– Вот мы говорим: Черчилль, конформизм, коллаборационизм, – сказал Я. – Удалось ли бы нацистскую Германию обезвредить одной только “полицейской операцией в Европе”, еще требуется доказать, а вот на Большевистскую Империю никто не нападал, кроме нацистов, конечно. И она через семьдесят лет сама рухнула. Так, может быть, правы конформисты и коллаборационисты? Лучше переждать?

  – После Отца Народов, может быть, и правы, – сказал Б., – а при нем и до него большевики могли бы по трубопроводу в Европу кровь гнать вместо нефти и газа.

  – Интервенция Европы в Большевистскую Россию тоже, скорее всего, захлебнулась бы в крови – слишком многим показалось тогда, что настало их время, – ответил Я.

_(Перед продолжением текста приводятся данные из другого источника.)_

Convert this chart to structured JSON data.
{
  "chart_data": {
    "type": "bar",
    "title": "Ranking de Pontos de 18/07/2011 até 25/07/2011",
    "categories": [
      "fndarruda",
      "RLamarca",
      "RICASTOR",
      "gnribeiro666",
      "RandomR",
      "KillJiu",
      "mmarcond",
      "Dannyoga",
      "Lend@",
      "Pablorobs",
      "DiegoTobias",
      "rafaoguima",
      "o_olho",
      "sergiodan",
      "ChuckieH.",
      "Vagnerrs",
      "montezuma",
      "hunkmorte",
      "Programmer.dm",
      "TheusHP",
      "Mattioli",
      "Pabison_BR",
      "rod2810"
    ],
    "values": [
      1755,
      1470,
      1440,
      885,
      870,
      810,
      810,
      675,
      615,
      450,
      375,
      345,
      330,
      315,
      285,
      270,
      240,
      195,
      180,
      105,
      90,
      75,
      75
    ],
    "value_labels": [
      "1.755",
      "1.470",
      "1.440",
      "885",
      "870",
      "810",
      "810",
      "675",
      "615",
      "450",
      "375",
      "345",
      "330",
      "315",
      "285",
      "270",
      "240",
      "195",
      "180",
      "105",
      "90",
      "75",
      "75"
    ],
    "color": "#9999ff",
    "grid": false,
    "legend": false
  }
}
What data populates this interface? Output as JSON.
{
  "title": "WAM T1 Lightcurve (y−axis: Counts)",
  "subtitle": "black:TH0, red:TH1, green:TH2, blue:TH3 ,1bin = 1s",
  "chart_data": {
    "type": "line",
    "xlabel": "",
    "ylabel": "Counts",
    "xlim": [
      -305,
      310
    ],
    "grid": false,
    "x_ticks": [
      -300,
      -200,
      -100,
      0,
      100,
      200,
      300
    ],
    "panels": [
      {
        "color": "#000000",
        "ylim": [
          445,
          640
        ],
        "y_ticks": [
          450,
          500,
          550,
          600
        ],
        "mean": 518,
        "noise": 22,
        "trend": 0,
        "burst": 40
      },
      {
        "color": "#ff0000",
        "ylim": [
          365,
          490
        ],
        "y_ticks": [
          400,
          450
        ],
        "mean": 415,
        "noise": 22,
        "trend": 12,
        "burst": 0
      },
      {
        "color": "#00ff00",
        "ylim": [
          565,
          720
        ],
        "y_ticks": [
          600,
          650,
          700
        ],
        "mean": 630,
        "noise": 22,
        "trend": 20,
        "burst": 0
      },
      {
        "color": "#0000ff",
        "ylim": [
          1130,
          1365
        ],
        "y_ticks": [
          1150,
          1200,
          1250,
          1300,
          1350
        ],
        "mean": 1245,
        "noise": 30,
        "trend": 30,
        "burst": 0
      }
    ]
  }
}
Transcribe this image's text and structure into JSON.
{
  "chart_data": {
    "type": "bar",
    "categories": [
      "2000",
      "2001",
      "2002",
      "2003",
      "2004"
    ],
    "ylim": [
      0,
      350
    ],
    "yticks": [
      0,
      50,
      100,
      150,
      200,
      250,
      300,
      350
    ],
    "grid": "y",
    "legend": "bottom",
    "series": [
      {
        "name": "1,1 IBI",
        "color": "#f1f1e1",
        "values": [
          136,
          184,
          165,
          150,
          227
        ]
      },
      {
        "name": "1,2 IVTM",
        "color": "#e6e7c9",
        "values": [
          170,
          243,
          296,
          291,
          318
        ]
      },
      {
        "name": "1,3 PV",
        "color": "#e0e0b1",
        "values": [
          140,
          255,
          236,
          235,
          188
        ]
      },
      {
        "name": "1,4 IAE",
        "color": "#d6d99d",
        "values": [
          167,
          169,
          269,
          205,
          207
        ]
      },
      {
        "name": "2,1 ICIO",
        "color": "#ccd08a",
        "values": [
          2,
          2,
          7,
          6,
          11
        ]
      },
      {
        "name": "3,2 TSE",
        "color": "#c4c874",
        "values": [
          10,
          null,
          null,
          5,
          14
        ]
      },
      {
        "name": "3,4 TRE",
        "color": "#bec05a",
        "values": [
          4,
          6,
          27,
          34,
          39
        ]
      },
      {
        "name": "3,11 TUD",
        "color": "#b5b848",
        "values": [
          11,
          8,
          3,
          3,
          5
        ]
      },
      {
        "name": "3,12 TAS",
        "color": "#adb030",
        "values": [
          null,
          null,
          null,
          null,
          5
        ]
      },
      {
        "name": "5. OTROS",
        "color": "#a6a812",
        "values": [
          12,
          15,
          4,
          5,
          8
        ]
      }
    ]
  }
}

  – Между прочим, – сказала вечно трезвая Баронесса, – если бы Америка воевала с Империей Зла, бомбы сыпались бы прямо на наши головы.

  Мысль о справедливой бомбе, по ошибке упавшей в колодец двора на Гороховой (в его детстве – Дзержинского), куда он входил, держа за руку младшую сестру, даже для решительного Б. мало переносима.

  – Но ведь они же, по сути, всегда были правы, – говорит он об Америке, но в голосе его недостает на сей раз его обычной задиристости.

  – И что же, – иронизирует Я., – единственное послание, которое может отправить в Большой Мир уважаемый Кнессет, – это что жизнь сложна и дьявол его знает, что с ней делать?

  Кнессет Зеленого Дивана, несколько запутавшийся в идеологии, решает, что неплохо бы ему проветриться. Кнессет набивается в одну машину, и А. выруливает на дорогу Иерусалим – Тель-Авив в направлении Тель-Авива, то есть в направлении моря.